No, the blade was not some crude weapon. It was beautiful, and crafted of something more than pedestrian steel. Hand-forged titanium.

The kind of weapon that belonged to a Breed warrior.

When Tegan saw the tooled grip that had been custom-fitted to the hand of the Order member who’d carried it, every cell in his body lit up with recognition—and with a cold dread he refused to acknowledge.

No warrior in the Order would ever willingly surrender his blade. Most especially, not the formidable male who had lost this one.

Tegan hadn’t needed to pick up the blade to know that it would fit his own large hand nearly perfectly.

After all, it had been made for his son, Micah.

He glowered at the thug he’d pressed into service as his translator back in Petropavl, who was currently asking questions on Tegan’s behalf. “What’s the old man telling you? You said you bought that blade off him three days ago. Where the fuck did he get it?”

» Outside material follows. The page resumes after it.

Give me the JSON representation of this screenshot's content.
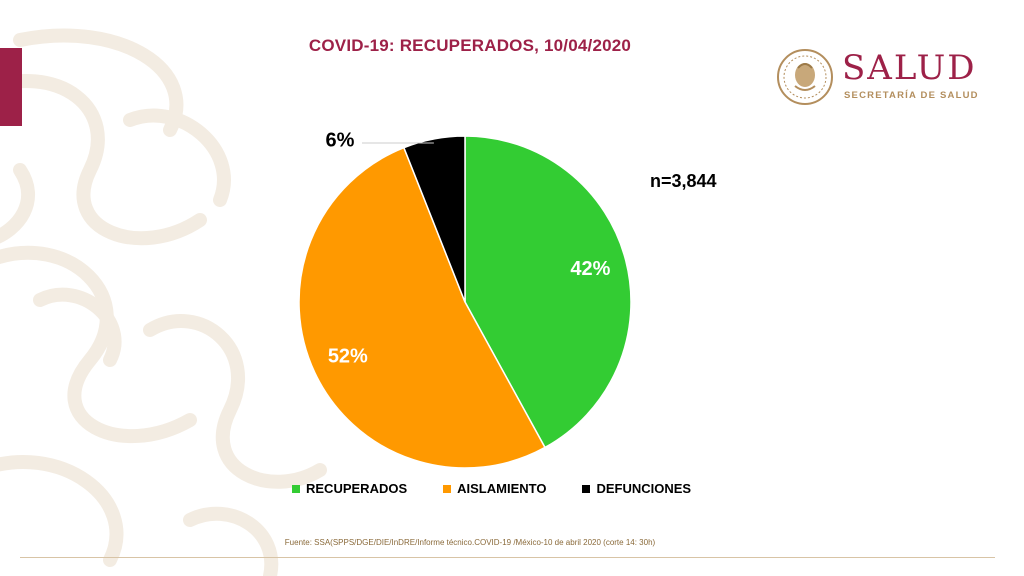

Both humans flinched at his biting tone. No doubt, the glint of his elongating fangs in the dim light of the round, tent-like yurt didn’t give either man much comfort.

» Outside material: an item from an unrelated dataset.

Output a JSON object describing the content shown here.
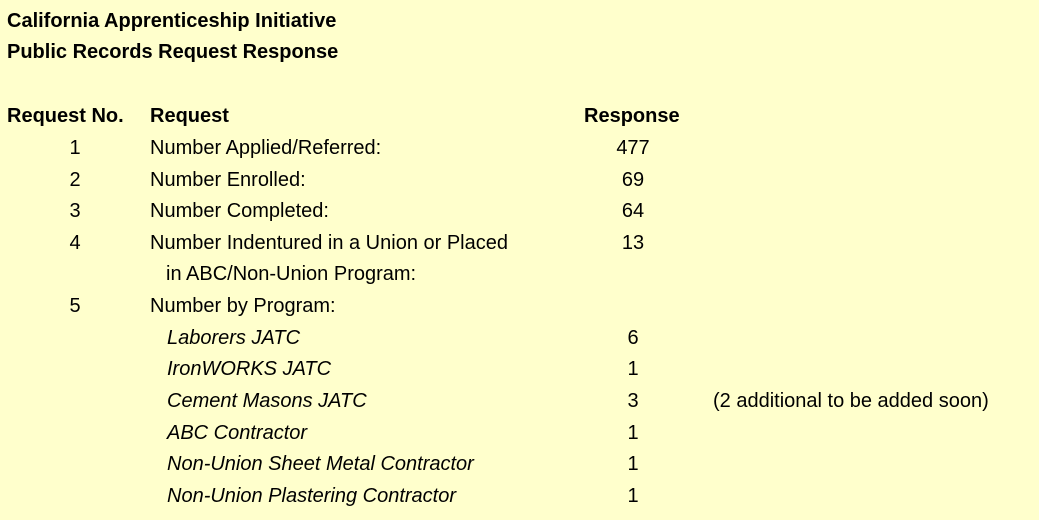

Good. His patience had been threadbare even before he arrived in this desolate patch of flat grasslands in Kazakhstan’s north country. Each second that kept him away from the truth about Micah’s blade only made his fury simmer closer to a boil.

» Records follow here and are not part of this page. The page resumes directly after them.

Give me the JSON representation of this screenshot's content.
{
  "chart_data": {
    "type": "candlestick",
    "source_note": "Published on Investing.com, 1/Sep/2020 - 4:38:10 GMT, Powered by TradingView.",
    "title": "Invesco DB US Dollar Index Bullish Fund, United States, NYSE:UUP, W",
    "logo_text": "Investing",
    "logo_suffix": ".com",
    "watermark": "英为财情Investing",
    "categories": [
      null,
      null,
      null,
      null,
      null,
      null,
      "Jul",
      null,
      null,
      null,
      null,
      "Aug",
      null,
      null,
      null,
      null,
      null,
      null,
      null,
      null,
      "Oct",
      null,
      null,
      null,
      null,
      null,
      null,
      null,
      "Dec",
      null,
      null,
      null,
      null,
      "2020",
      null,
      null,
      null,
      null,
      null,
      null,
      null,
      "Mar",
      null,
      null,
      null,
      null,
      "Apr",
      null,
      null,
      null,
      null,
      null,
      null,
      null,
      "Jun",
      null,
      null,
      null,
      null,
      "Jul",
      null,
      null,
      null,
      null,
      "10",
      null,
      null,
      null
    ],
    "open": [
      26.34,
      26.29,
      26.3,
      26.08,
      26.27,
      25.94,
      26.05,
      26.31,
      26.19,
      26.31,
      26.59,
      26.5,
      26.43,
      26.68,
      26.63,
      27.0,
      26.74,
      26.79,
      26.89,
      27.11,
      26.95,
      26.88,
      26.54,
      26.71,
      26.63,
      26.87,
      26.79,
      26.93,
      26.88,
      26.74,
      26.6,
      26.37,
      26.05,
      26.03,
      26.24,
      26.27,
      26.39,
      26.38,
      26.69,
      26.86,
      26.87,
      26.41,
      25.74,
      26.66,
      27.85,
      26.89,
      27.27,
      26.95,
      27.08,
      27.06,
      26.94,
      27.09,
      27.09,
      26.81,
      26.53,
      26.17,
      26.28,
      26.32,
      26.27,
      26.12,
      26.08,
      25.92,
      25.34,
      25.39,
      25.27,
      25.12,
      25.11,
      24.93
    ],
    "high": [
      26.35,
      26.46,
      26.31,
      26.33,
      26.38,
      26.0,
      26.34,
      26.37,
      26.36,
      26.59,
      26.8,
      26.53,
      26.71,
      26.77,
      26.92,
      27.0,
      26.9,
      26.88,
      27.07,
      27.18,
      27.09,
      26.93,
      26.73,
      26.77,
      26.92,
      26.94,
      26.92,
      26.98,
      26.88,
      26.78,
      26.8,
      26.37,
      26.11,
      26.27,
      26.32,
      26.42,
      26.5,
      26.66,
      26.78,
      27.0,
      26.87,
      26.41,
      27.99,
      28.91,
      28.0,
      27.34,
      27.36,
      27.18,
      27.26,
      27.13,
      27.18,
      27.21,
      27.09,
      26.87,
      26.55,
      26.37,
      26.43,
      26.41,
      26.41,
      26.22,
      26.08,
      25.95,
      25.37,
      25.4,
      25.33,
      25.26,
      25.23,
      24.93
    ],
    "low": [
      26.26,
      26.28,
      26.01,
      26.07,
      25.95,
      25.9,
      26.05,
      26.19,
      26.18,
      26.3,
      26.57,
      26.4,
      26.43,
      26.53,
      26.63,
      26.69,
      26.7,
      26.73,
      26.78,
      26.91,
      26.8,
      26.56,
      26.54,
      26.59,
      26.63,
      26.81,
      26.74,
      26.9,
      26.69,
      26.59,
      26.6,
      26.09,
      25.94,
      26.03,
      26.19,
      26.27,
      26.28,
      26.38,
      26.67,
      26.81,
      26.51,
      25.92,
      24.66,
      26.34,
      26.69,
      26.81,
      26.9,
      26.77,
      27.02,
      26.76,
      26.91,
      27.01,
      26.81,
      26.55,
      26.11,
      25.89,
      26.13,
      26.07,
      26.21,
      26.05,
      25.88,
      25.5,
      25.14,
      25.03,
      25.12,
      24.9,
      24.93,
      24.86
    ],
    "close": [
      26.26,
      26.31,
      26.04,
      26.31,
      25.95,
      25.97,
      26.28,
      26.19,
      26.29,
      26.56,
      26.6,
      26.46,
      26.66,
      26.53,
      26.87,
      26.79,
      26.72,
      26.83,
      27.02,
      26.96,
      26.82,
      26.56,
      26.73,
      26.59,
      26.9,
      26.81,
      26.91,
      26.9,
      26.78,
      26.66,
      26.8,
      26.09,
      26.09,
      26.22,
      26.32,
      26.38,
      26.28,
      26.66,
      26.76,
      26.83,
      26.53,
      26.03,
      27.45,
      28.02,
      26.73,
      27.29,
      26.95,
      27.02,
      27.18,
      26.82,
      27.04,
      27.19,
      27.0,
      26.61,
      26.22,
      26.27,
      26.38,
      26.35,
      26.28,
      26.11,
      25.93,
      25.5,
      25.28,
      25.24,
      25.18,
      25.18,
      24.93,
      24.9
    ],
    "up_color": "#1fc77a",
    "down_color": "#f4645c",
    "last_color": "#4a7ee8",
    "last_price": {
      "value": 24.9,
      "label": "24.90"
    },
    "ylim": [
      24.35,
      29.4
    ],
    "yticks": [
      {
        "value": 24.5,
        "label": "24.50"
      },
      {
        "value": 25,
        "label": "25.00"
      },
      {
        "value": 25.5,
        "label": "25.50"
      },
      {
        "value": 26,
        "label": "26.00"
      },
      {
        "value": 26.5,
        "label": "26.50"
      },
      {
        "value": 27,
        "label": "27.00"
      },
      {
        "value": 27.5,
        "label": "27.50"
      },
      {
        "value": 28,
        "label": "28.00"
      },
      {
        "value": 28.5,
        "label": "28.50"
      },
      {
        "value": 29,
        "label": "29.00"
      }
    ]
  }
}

The gray-haired man seated on the rug in the center of the candlelit tent was the patriarch of the clan of nomad herders temporarily camped on the steppe. They had set up there to let their sheep and cattle graze on the yellowed grasses before autumn turned to brutal winter.

The makeshift village was comprised of fewer than a dozen similar yurts. Outside the one where Tegan braced for bad news, nervous livestock bayed and snuffled, instinctively aware of the presence of the apex predator in their midst. A predator who was growing increasingly dangerous by the second.

The pair of humans staring at Tegan showed similar anxiety as the animals.

“The dagger,” he growled. “Where did the old man get it?”

The translator swallowed. “He says it came from a wanderer who showed up here in the camp last week. He was gravely wounded, traveling alone on foot. The old man says the wanderer was a . . . one of your kind.”

Tegan let a curse slip through his clenched teeth. He didn’t want to think the injured Breed male could have been his son, but the alternative was a cold comfort too. What might have happened to Micah to separate him from his teammates? He was their captain, a devoted soldier who would never abandon his comrades under any circumstances.

Just as Tegan was certain his son would never surrender his blade unless he was too weak to hold it. Or worse.

Those were thoughts he refused to consider.

“Tell the old man I need more information. Did the wanderer say anything—anything at all? What kind of injuries did he have? Where had he come from? How long was he here at the camp?”

The young Kazakh’s dark eyes were grim as he slowly shook his head. “He’s said all he knows about the stranger. His path ended here the same night he arrived. Not long afterward, he closed his eyes and never opened them again. I am . . . sorry.”

A sudden anguish seeped into Tegan’s veins, into his heart. He’d set out on this search determined to find his missing son and the Order team Micah had been leading. He’d told himself he would not rest until he had succeeded.

Worse than that, he had promised Elise nothing bad would happen to their son. He’d sworn it as an oath, not only to her but to himself as he’d stared into her beautiful, fear-stricken lavender eyes and made that vow.

Now, those words settled on his tongue like ashes.

He wasn’t ready to acknowledge what he was hearing. Christ, he’d never be ready for that.

“What did the old man do afterward . . . What did they do with his body?” The question sounded detached from him, wooden words that he could barely choke out.